When the vehicle's tanks are filled with compressed hydrogen from an outside source, it has the range of a conventional vehicle, though that defeats the purpose of showing that hydrogen can be created from clean, sustainable sources, then used to fuel vehicles.
The truck also can be shifted to conventional power using a dashboard switch, which changes the fuel system over to a gasoline tank and fuel-injection.
The students in the Environmental Technology Club who built the hydrogen truck recognize its experimental nature.
"We want to inform the public that there are different alternative fuels and what can be accomplished," said Nicolas Paredes, a 17-year-old senior.
Most of the club members are new this year, the previous years' members having graduated. Nine students attended a recent after-school meeting to access the condition of the hydrogen truck, which was parked all summer and requires some repair, and make plans to advance the project.
During the meeting, Waxman said the group plans to make improvements to the existing solar-hydrogen truck plus tackle a new project: a self-sustaining solar-hydrogen vehicle that uses fuel cells to power an electric drive system.
The main challenge of building the solar-hydrogen truck was research, with much of the hydrogen-generating system designed by trial and error, Waxman said.
"The problem is there's no manual that says how to do this," the 39-year-old teacher said. "We had to investigate how to make hydrogen for this."
Last spring, the project won a first prize and grand prize at the Central Arizona Regional Science and Engineering Fair and was a finalist in May at the International Science and Engineering Fair in Portland, Ore. Graduating senior Soroush Farzin, a leader in the project, entered it in the fairs.
Much of the solar-hydrogen truck project was completed through private donations and volunteer labor, including solar panels donated by Beaulieu. Mechanical work and technical assistance was provided by Kevin Fern of AFVTech, which stands for Alternative Fuel Vehicle Technology.

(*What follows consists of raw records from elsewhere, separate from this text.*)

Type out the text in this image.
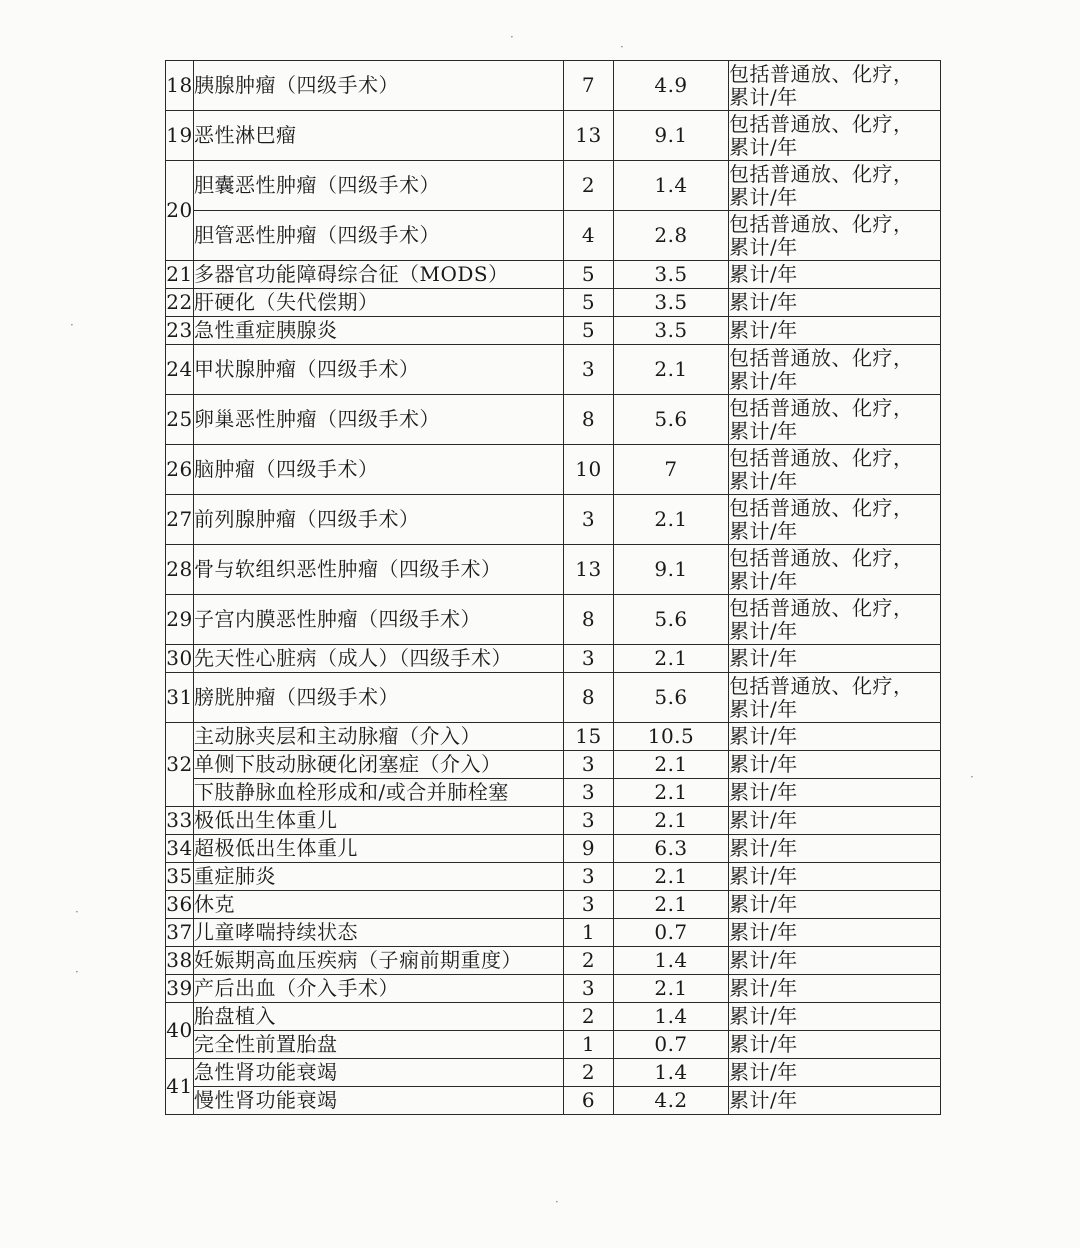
·
·
·
·
·
·
·
18	胰腺肿瘤（四级手术）	7	4.9	包括普通放、化疗，
累计/年

19	恶性淋巴瘤	13	9.1	包括普通放、化疗，
累计/年

20	胆囊恶性肿瘤（四级手术）	2	1.4	包括普通放、化疗，
累计/年

	胆管恶性肿瘤（四级手术）	4	2.8	包括普通放、化疗，
累计/年

21	多器官功能障碍综合征（MODS）	5	3.5	累计/年

22	肝硬化（失代偿期）	5	3.5	累计/年

23	急性重症胰腺炎	5	3.5	累计/年

24	甲状腺肿瘤（四级手术）	3	2.1	包括普通放、化疗，
累计/年

25	卵巢恶性肿瘤（四级手术）	8	5.6	包括普通放、化疗，
累计/年

26	脑肿瘤（四级手术）	10	7	包括普通放、化疗，
累计/年

27	前列腺肿瘤（四级手术）	3	2.1	包括普通放、化疗，
累计/年

28	骨与软组织恶性肿瘤（四级手术）	13	9.1	包括普通放、化疗，
累计/年

29	子宫内膜恶性肿瘤（四级手术）	8	5.6	包括普通放、化疗，
累计/年

30	先天性心脏病（成人）（四级手术）	3	2.1	累计/年

31	膀胱肿瘤（四级手术）	8	5.6	包括普通放、化疗，
累计/年

32	主动脉夹层和主动脉瘤（介入）	15	10.5	累计/年

	单侧下肢动脉硬化闭塞症（介入）	3	2.1	累计/年

	下肢静脉血栓形成和/或合并肺栓塞	3	2.1	累计/年

33	极低出生体重儿	3	2.1	累计/年

34	超极低出生体重儿	9	6.3	累计/年

35	重症肺炎	3	2.1	累计/年

36	休克	3	2.1	累计/年

37	儿童哮喘持续状态	1	0.7	累计/年

38	妊娠期高血压疾病（子痫前期重度）	2	1.4	累计/年

39	产后出血（介入手术）	3	2.1	累计/年

40	胎盘植入	2	1.4	累计/年

	完全性前置胎盘	1	0.7	累计/年

41	急性肾功能衰竭	2	1.4	累计/年

	慢性肾功能衰竭	6	4.2	累计/年
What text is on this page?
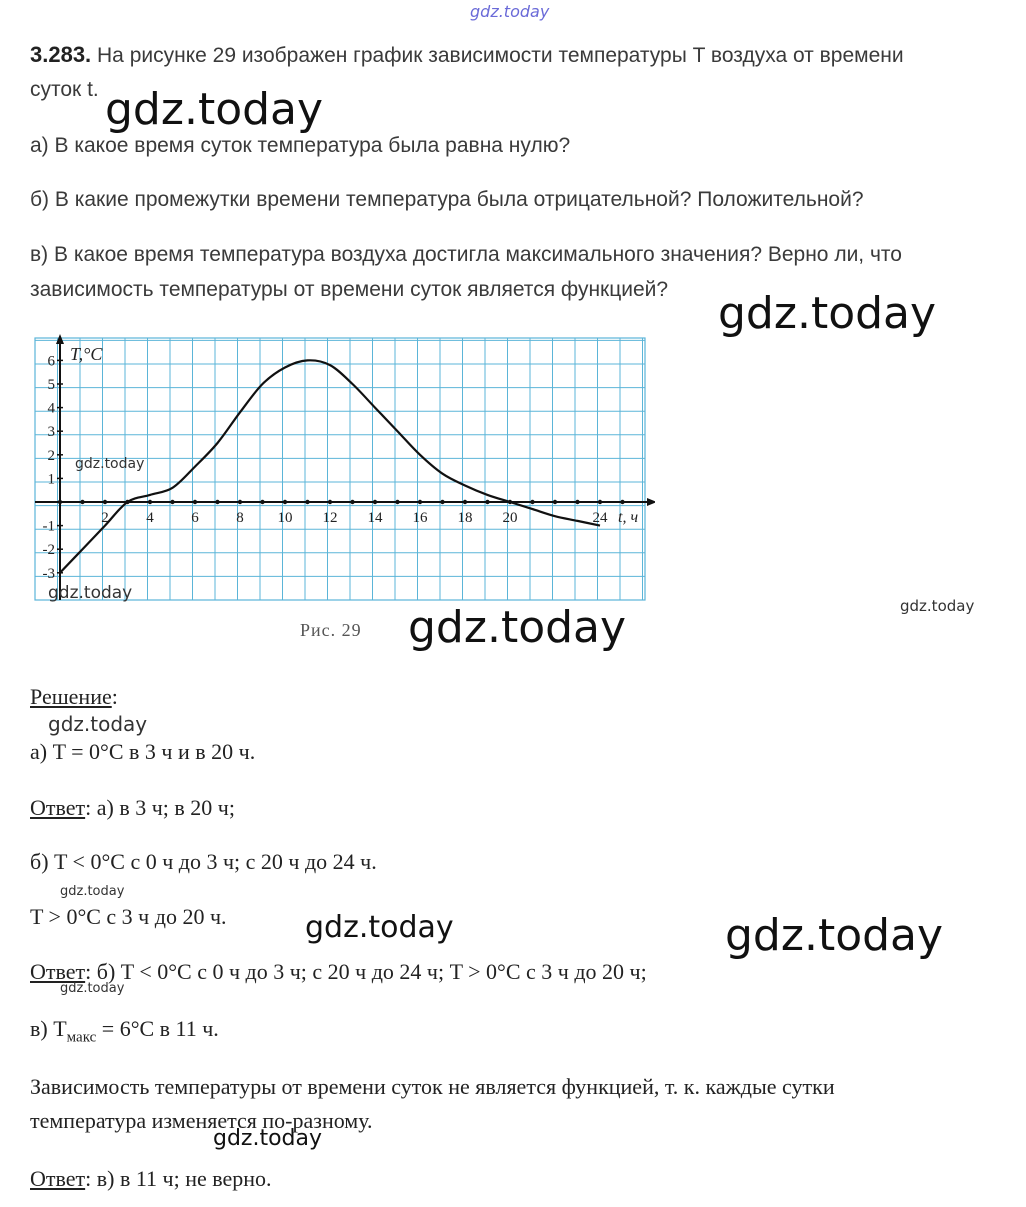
gdz.today
3.283. На рисунке 29 изображен график зависимости температуры T воздуха от времени
суток t. gdz.today
а) В какое время суток температура была равна нулю?
б) В какие промежутки времени температура была отрицательной? Положительной?
в) В какое время температура воздуха достигла максимального значения? Верно ли, что
зависимость температуры от времени суток является функцией? gdz.today
2	4	6	8 10 12 14 16 18 20	24
6
5
4
3
2
1
-1
-2
-3
T,°C
t, ч
gdz.today
gdz.today
Рис. 29 gdz.today	gdz.today
Решение:
gdz.today
а) T = 0°C в 3 ч и в 20 ч.
Ответ: а) в 3 ч; в 20 ч;
б) T < 0°C с 0 ч до 3 ч; с 20 ч до 24 ч.
gdz.today
T > 0°C с 3 ч до 20 ч.	gdz.today	gdz.today
Ответ: б) T < 0°C с 0 ч до 3 ч; с 20 ч до 24 ч; T > 0°C с 3 ч до 20 ч;
gdz.today
в) $T_{макс} = 6^\circ C$ в 11 ч.
Зависимость температуры от времени суток не является функцией, т. к. каждые сутки
температура изменяется по-разному.
gdz.today
Ответ: в) в 11 ч; не верно.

Waxman and Fern gave a tour of the vehicle, showing how the solar panels create energy for the six electrolysis units mounted in a complex-looking maze of tubes and wires that make up the solar-hydrogen production unit. From there, the hydrogen is filtered for impurities and stored in two large air tanks.
The hydrogen is fed into the engine using stainless-steel lines, a pressure regulator and fuel injectors similar to what might be found in a vehicle powered by propane or natural gas.

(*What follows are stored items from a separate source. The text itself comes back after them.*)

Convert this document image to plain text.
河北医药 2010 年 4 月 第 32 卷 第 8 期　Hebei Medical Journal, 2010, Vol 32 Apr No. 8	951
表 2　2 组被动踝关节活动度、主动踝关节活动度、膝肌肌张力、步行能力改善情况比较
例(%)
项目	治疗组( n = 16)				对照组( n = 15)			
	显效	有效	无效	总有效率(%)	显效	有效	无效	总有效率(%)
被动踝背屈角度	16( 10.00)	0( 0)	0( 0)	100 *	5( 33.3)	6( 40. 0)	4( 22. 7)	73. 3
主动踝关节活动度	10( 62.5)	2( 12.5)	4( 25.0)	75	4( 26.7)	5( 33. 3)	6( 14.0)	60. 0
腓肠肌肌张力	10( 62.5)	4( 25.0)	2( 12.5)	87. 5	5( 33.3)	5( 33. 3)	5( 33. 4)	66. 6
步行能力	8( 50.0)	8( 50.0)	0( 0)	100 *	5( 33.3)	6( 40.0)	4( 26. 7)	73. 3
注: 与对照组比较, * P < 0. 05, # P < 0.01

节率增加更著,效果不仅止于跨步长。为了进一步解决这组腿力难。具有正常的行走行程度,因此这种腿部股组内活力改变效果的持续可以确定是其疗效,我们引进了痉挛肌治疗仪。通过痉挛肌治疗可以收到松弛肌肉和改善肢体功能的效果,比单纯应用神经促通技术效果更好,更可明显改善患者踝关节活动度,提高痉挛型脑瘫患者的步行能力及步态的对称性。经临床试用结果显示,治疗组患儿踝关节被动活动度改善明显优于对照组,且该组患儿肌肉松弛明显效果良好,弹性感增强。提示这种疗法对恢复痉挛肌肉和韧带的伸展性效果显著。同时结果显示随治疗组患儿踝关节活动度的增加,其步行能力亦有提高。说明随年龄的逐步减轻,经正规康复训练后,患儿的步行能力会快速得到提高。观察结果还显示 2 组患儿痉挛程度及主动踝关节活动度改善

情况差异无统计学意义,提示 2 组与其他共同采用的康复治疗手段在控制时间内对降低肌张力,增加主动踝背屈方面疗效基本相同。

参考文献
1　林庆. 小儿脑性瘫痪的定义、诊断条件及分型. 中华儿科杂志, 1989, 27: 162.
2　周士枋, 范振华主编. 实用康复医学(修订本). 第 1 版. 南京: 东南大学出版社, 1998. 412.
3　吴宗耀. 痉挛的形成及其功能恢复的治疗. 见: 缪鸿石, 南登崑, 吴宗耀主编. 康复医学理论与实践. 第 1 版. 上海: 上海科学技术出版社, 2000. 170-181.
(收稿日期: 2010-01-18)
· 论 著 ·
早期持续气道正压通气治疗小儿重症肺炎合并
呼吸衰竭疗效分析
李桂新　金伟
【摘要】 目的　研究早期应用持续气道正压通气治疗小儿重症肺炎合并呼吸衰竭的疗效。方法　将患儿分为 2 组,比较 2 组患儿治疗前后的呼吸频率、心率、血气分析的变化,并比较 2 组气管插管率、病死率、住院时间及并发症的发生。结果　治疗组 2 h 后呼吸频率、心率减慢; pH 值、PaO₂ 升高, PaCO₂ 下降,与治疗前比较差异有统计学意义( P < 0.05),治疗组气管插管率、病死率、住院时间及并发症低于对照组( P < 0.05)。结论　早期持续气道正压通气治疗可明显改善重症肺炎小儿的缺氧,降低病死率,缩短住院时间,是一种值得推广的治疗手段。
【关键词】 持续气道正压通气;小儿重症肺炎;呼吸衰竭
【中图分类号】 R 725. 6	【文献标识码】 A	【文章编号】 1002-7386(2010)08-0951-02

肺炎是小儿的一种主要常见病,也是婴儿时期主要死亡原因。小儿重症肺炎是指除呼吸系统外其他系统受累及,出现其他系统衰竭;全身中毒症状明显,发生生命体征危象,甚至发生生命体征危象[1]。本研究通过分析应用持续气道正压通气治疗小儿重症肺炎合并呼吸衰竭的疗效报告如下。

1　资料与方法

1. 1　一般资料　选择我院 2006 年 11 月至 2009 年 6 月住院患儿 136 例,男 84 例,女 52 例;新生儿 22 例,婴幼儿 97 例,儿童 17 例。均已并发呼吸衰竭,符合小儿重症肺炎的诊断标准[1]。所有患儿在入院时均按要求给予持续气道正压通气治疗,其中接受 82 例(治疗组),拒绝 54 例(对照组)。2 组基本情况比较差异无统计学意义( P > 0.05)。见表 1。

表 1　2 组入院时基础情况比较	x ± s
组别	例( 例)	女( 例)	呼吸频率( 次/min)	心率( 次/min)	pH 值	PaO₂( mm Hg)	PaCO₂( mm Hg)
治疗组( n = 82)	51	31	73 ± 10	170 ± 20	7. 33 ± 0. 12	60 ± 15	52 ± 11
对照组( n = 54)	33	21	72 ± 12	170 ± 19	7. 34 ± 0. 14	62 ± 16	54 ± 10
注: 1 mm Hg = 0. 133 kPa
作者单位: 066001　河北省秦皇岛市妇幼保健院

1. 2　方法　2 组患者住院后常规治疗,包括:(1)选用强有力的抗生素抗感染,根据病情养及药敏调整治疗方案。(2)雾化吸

An electronic control unit had to be specially tuned so that the four-cylinder engine could use the hydrogen efficiently.
"It's really a simple process," Fern said of the engine conversion. "The programming (of the electronic control unit) was the only difficulty."
Beyond learning about solar energy and hydrogen power, the club provides a lesson in teamwork, said Tiarra Campbell, 17, a senior.
"Besides understanding the system, this is an opportunity to work with people who are all different, who don't know each other as close friends, and create something like a hydrogen car," Campbell said.